"I’m fucked up."
Over the past three months, I interviewed a dozen current and former employees of Cognizant in Phoenix. All had signed non-disclosure agreements with Cognizant in which they pledged not to discuss their work for Facebook — or even acknowledge that Facebook is Cognizant’s client. The shroud of secrecy is meant to protect employees from users who may be angry about a content moderation decision and seek to resolve it with a known Facebook contractor. The NDAs are also meant to prevent contractors from sharing Facebook users’ personal information with the outside world, at a time of intense scrutiny over data privacy issues.
But the secrecy also insulates Cognizant and Facebook from criticism about their working conditions, moderators told me. They are pressured not to discuss the emotional toll that their job takes on them, even with loved ones, leading to increased feelings of isolation and anxiety. To protect them from potential retaliation, both from their employers and from Facebook users, I agreed to use pseudonyms for everyone named in this story except Cognizant’s vice president of operations for business process services, Bob Duncan, and Facebook’s director of global partner vendor management, Mark Davidson.
KEY FINDINGS
Moderators in Phoenix will make just $28,800 per year — while the average Facebook employee has a total compensation of $240,000.
In stark contrast to the perks lavished on Facebook employees, team leaders micro-manage content moderators’ every bathroom break. Two Muslim employees were ordered to stop praying during their nine minutes per day of allotted “wellness time.”

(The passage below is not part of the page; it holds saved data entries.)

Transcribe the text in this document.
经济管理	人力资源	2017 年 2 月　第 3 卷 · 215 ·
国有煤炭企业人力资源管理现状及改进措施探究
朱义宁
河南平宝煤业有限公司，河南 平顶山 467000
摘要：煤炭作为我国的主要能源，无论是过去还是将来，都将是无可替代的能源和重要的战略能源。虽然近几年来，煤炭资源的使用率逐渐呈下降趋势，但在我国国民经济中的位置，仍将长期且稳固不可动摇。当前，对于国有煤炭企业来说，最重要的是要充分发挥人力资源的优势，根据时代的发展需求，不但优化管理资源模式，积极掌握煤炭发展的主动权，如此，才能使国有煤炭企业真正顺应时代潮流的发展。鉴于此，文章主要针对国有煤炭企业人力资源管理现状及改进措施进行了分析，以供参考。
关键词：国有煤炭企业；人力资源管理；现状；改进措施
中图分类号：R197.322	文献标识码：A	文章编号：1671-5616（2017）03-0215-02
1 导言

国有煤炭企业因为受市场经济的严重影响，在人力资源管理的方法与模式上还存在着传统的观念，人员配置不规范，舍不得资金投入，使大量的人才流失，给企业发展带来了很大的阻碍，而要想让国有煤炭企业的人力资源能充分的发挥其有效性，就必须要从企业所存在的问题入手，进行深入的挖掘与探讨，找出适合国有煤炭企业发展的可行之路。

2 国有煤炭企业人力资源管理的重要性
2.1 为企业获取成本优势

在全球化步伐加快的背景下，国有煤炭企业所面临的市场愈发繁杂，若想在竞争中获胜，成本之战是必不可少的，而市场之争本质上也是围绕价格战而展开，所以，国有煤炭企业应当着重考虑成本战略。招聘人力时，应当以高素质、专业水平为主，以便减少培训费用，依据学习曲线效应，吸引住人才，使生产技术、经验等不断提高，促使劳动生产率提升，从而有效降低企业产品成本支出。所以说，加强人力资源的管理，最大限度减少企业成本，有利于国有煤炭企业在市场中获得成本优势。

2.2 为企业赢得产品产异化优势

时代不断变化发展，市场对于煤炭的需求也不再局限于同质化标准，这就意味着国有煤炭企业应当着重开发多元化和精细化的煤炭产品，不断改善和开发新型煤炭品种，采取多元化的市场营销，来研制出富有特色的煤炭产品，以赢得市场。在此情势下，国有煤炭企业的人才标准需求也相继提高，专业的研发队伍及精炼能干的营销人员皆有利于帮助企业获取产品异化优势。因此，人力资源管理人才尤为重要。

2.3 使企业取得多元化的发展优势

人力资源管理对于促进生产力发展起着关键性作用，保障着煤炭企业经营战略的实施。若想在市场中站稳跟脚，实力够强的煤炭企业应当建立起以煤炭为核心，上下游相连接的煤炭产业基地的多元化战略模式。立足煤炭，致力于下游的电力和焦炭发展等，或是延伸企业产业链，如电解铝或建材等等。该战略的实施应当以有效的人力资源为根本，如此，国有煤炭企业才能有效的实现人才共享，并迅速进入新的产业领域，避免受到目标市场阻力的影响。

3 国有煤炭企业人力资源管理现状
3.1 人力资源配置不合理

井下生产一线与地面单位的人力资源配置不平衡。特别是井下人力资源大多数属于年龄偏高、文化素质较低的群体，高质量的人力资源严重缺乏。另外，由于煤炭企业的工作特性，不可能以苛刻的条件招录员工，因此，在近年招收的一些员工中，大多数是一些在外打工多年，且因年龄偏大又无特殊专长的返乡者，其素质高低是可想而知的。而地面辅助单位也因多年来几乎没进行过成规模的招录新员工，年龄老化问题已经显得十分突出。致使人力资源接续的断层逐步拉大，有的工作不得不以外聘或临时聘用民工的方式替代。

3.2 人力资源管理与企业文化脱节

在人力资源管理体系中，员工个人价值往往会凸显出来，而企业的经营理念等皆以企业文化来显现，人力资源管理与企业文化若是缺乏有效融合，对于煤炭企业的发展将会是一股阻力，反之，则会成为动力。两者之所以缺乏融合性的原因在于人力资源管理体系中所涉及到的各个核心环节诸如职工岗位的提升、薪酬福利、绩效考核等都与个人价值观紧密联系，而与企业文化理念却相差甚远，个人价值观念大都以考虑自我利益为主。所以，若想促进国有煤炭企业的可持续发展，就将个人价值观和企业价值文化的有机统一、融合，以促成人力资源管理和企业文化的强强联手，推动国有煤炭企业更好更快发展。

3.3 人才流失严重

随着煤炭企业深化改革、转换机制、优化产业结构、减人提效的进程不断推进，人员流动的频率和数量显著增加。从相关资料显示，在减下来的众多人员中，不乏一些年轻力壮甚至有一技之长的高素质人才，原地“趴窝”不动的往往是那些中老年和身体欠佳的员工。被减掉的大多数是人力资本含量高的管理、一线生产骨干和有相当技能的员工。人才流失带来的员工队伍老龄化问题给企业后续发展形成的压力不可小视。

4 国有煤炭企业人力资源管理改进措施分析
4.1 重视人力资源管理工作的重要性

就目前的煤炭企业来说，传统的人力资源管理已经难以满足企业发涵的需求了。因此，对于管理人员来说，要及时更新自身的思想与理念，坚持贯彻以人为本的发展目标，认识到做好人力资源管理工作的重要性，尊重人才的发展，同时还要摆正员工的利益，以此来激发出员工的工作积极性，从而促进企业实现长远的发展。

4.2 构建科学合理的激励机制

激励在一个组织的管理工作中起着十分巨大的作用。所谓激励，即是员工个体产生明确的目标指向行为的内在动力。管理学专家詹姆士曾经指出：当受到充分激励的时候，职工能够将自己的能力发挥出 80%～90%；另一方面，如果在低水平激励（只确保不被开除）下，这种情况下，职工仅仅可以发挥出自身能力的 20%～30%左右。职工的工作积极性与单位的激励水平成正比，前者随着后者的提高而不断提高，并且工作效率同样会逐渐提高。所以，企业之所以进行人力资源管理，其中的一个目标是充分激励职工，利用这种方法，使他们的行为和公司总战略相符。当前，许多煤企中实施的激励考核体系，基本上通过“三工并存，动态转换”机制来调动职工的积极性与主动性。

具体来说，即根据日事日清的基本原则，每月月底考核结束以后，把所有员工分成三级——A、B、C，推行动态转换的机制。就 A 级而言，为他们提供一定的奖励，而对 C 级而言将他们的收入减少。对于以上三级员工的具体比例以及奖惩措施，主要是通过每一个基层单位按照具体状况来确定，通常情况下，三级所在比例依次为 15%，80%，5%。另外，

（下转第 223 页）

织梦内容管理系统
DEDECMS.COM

Employees can be fired after making just a handful of errors a week, and those who remain live in fear of former colleagues returning to seek vengeance. One man we spoke with started bringing a gun to work to protect himself.
Employees have been found having sex inside stairwells and a room reserved for lactating mothers, in what one employee describes as “trauma bonding.”
Moderators cope with seeing traumatic images and videos by telling dark jokes about committing suicide, then smoking weed during breaks to numb their emotions. Moderators are routinely high at work.
Employees are developing PTSD-like symptoms after they leave the company, but are no longer eligible for any support from Facebook or Cognizant.
Employees have begun to embrace the fringe viewpoints of the videos and memes that they are supposed to moderate. The Phoenix site is home to a flat Earther and a Holocaust denier. A former employee tells us he no longer believes 9/11 was a terrorist attack.
This is such a depressing thing to read. Although Adrian Chen profiled workers doing this sort of awful work when it was outsourced to places like Manila, for Wired back in 2014, so this isn’t entirely new.